Darüber hinaus waren bis zu diesem Zeitpunkt Importe aus Nicht-EU-Ländern für Waren unter 22 EUR von der Steuer befreit.
Seit dem 1. Juli 2021 wurden diese Bestimmungen größtenteils durch das im Jahr 2017 beschlossene VAT-eCommerce-Paket für alle EU-Staaten ersetzt.
VAT-eCommerce-Paket: Neue EU-Mehrwertsteuerregelungen seit Juli 2021
Seit dem 1. Juli 2021 ersetzt eine einheitliche EU-Umsatzschwelle von 10.000 EUR (netto) pro Jahr die zuvor von jedem EU-Land individuell festgelegten Lieferschwellen. Dies bedeutet, dass Unternehmer:innen, die diese Schwelle in einem EU-Land überschreiten, die Mehrwertsteuer im jeweiligen Bestimmungsland abführen müssen.
Zusätzlich müssen Händler:innen, die bisher unter den einzelnen Länder-Umsatzschwellen blieben, aber insgesamt mehr als 10.000 EUR (netto) im gesamten EU-Raum umsetzen, ihre Produkte bei grenzüberschreitenden B2C-Lieferungen im jeweiligen Zielland versteuern (weitere Informationen zur Umsatzschwelle finden Sie unter „Schwellenwertregelung 2021“). Es gilt nun eine gesamteuropäische kumulierte Umsatzschwelle. Überschreiten Händler:innen diese, werden sie in allen EU-Ländern steuerpflichtig, in denen sie an private Verbraucher:innen verkaufen. Die bisherige Steuerbefreiung für Waren unter 22 EUR entfällt, was zu einer erhöhten Steuerpflicht für viele Händler:innen führt.
Beispiel 1: Ein deutscher Händler, der ausschließlich an Privatkunden in Spanien verkauft und einen EU-weiten Umsatz von über 10.000 EUR erzielt, muss nun die spanische Mehrwertsteuer von 21 % entrichten – zuvor waren es 19 %.
Beispiel 2: Verkauft ein deutscher Händler an Privatkunden in Frankreich, Spanien und Italien und übersteigt nur in Italien die 10.000 EUR Umsatzgrenze pro Jahr, wird er dennoch in allen drei Ländern mehrwertsteuerpflichtig, da die EU-weite Schwelle überschritten wurde.

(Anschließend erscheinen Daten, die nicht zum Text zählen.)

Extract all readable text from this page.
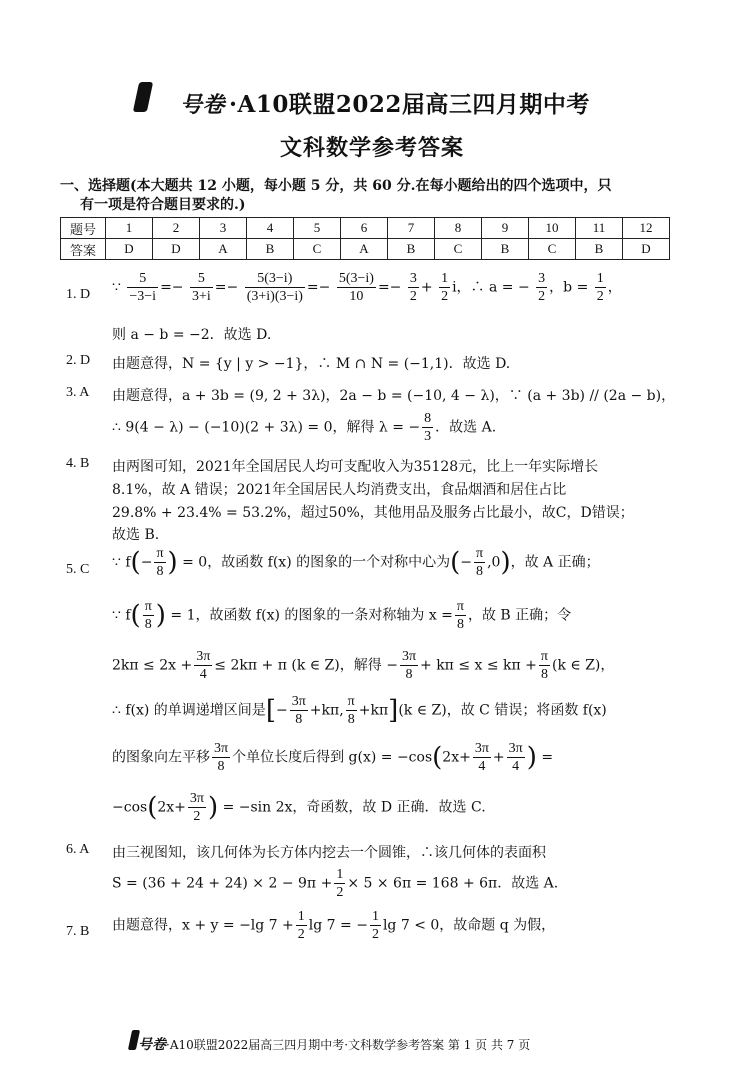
号卷 ·A10联盟2022届高三四月期中考
文科数学参考答案
一、选择题(本大题共 12 小题，每小题 5 分，共 60 分.在每小题给出的四个选项中，只
有一项是符合题目要求的.)
题号	1	2	3	4	5	6	7	8	9	10	11	12
答案	D	D	A	B	C	A	B	C	B	C	B	D
1. D ∵ $\frac{5}{-3-i} =- \frac{5}{3+i} =- \frac{5(3-i)}{(3+i)(3-i)} =- \frac{5(3-i)}{10} =- \frac{3}{2} + \frac{1}{2}$ i，∴ a = − $\frac{3}{2}$ ，$b = \frac{1}{2}$ ，
则 a − b = −2．故选 D.
2. D 由题意得，N = {y | y > −1}，∴ M ∩ N = (−1,1)．故选 D.
3. A 由题意得，a + 3b = (9, 2 + 3λ)，2a − b = (−10, 4 − λ)，∵ (a + 3b) // (2a − b)，
∴ 9(4 − λ) − (−10)(2 + 3λ) = 0，解得 λ = − $\frac{8}{3}$ ．故选 A.
4. B 由两图可知，2021年全国居民人均可支配收入为35128元，比上一年实际增长
8.1%，故 A 错误；2021年全国居民人均消费支出，食品烟酒和居住占比
29.8% + 23.4% = 53.2%，超过50%，其他用品及服务占比最小，故C，D错误；
故选 B.
5. C ∵ $f(- \frac{\pi}{8}$ ) = 0，故函数 f(x) 的图象的一个对称中心为(− $\frac{\pi}{8} ,0$)，故 A 正确；
∵ $f( \frac{\pi}{8}$ ) = 1，故函数 f(x) 的图象的一条对称轴为 $x = \frac{\pi}{8}$ ，故 B 正确；令
$2k\pi \le 2x + \frac{3\pi}{4} \le 2k\pi + \pi$ (k ∈ Z)，解得 − $\frac{3\pi}{8} + k\pi \le x \le k\pi + \frac{\pi}{8} (k$ ∈ Z)，
∴ f(x) 的单调递增区间是[− $\frac{3\pi}{8} +k\pi$, $\frac{\pi}{8} +k\pi](k$ ∈ Z)，故 C 错误；将函数 f(x)
的图象向左平移 $\frac{3\pi}{8}$ 个单位长度后得到 $g(x) = -\cos(2x+ \frac{3\pi}{4} + \frac{3\pi}{4}$ ) =
$-\cos(2x+ \frac{3\pi}{2}$ ) = −sin 2x，奇函数，故 D 正确．故选 C.
6. A 由三视图知，该几何体为长方体内挖去一个圆锥，∴该几何体的表面积
$S = (36 + 24 + 24) \times 2 - 9\pi + \frac{1}{2} \times 5 \times 6\pi = 168 + 6\pi$．故选 A.
7. B 由题意得，x + y = −lg $7 + \frac{1}{2}$ lg 7 = − $\frac{1}{2}$ lg 7 < 0，故命题 q 为假，
号卷·A10联盟2022届高三四月期中考·文科数学参考答案 第 1 页 共 7 页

Da die Mehrwertsteuersätze in den EU-Ländern zwischen 17 % und 27 % variieren, kann diese Änderung die Kosten für viele Händler:innen erheblich erhöhen. Um den Verwaltungsaufwand zu minimieren, der durch die Notwendigkeit der Mehrwertsteuerregistrierung in jedem Bestimmungsland entsteht, wurde das One-Stop-Shop-Verfahren (OSS) eingeführt.
Regelungen zur Umsatzschwelle ab 2021: Vorgehen bis zum Erreichen von 10.000 EUR
Bis zum Erreichen der EU-weiten Umsatzgrenze von 10.000 EUR pro Jahr müssen Unternehmer:innen die Umsätze aus Verkäufen in andere EU-Länder im Herkunftsland versteuern, anstatt im Bestimmungsland der Ware.
Berücksichtigung deutscher Umsätze in den neuen EU-Umsatzsteuervorgaben
Die Regelungen beziehen sich ausschließlich auf Umsätze, die außerhalb Deutschlands erzielt werden. Für das Erreichen der 10.000-EUR-Grenze werden nur grenzüberschreitende Verkäufe innerhalb der EU berücksichtigt.
One-Stop-Shop-Verfahren (OSS) nach Erreichen der 10.000-EUR-Schwelle
Das Mini-One-Stop-Shop-Verfahren (MOSS), eingeführt im Jahr 2015, wurde 2021 zum umfassenderen OSS-Verfahren für den E-Commerce erweitert. Online-Händler:innen, die über die EU-weite Umsatzgrenze von 10.000 EUR hinausgehen, können das OSS-Verfahren nutzen, um ihre Umsätze in verschiedenen Ländern zu deklarieren. Im OSS-System werden alle EU-weiten B2C-Verkäufe von Waren und Dienstleistungen erfasst.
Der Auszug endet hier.